“Mom, don’t feel bad about it. It was an accident.”
“Yeah, but I’m so mad at myself. And I’m kinda embarrassed.”
“Mom, I’m serious. Don’t beat yourself up about it anymore. These things happen. And besides, just think, you can get a column out of it.”
Okay so. When did my daughter get to be so sympathetic and sweet? And why, when I do something stupid or embarrassing, does everyone automatically say, “Just think. You can get a column out of it.”
And that line, ladies and gentleman, is one, after I flushed my brand new all-time favorite cell phone down the toilet, I hear a lot.
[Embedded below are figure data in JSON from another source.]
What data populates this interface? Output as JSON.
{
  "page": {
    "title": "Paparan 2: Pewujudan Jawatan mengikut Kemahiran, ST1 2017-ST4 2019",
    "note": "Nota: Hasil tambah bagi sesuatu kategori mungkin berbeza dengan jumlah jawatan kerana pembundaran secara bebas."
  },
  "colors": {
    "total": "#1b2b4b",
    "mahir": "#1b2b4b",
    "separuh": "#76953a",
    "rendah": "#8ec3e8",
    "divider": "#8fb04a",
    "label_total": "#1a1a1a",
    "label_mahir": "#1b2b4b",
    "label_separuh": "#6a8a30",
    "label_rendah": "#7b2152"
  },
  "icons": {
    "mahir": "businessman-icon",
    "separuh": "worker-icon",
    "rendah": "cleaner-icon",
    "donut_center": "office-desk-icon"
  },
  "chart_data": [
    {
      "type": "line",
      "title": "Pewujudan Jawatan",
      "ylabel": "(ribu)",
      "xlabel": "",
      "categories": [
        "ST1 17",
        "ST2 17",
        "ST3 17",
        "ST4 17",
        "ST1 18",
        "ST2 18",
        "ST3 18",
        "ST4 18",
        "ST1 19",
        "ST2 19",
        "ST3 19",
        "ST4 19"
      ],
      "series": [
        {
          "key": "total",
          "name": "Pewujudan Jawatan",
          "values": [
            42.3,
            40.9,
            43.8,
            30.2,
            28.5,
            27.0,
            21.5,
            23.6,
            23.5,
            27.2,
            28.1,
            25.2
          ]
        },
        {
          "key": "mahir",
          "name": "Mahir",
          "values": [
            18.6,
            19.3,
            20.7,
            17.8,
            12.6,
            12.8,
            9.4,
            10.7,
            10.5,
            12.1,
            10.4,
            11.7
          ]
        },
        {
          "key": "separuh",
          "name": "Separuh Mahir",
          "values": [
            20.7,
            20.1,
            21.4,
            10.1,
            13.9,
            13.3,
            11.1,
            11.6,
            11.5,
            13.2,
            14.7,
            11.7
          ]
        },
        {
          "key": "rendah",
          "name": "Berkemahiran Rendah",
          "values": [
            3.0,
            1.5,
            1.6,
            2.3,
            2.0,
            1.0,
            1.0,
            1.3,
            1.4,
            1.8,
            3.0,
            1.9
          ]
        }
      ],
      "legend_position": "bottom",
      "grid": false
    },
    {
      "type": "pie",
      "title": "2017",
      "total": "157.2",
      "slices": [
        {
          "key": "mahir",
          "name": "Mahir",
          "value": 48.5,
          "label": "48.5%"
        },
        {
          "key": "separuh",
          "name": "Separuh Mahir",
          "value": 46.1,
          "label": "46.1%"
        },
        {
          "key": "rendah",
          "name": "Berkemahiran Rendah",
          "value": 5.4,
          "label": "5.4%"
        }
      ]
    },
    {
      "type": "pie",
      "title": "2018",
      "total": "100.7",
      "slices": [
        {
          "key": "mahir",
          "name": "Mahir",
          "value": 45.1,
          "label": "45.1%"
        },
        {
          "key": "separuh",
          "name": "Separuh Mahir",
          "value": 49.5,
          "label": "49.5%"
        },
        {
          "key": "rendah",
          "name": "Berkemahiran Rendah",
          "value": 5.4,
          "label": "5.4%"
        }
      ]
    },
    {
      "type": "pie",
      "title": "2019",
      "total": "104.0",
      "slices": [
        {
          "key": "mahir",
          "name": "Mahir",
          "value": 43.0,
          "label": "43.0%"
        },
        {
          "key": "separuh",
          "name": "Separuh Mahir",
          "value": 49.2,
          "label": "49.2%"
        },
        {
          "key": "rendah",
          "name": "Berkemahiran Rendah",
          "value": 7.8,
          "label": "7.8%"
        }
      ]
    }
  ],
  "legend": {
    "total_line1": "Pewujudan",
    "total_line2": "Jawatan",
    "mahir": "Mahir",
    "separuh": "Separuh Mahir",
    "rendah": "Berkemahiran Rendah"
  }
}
I also hear, “How do you keep coming up with things to write about?” Listen, THINKING of thing to write about is easy! My brain starts to put ordinary life events into column style while I’m aimlessly wandering around the aisles of Super Target or taking out the trash. It gets a little annoying and creepy after a while… but… it’s how I’m wired. I think. I dunno, did that sound good?
So anyhow, I say to the askers, “Coming up with something to write about is the easy part. Turning it into a 400-500 word family friendly humor column is another.” When I told my mom this last night, she didn’t miss a beat answering the famed question for me: “You live.”
Then she proceeded to tell me how I’ve “lived” over the years with stories about my childhood and own children I’d completely forgotten. And I’m sitting there listening to her, trying not to fall off my chair or spit wine out my nose from laughing so hard, thinking, how in the world does she remember all this?
Then when I relaxed — giddy and totally off guard, she asked, “So how exactly did you manage to flush your cell phone down the toilet?” Great. It’s not good enough that she’s already told 3 dozen of our friends and relatives I flushed my phone and had to search the country over for a replacement…now she’s going to want to call them back with the detailed version.
I sighed and started recounting that fateful night. “….and it was late and I needed to carry my phone and laptop back to my office to charge plus a glass of water to my room, so I tucked my cell phone into the waist of my yoga pants. And promptly forgot it was there….the next day when Kelly came over to help me look for my phone…..Mom? Mawwwwm?!” But she was too busy falling off the couch trying not to spit wine out of her nose.
Ah, mothers. Not just good for guilt but humility to boot.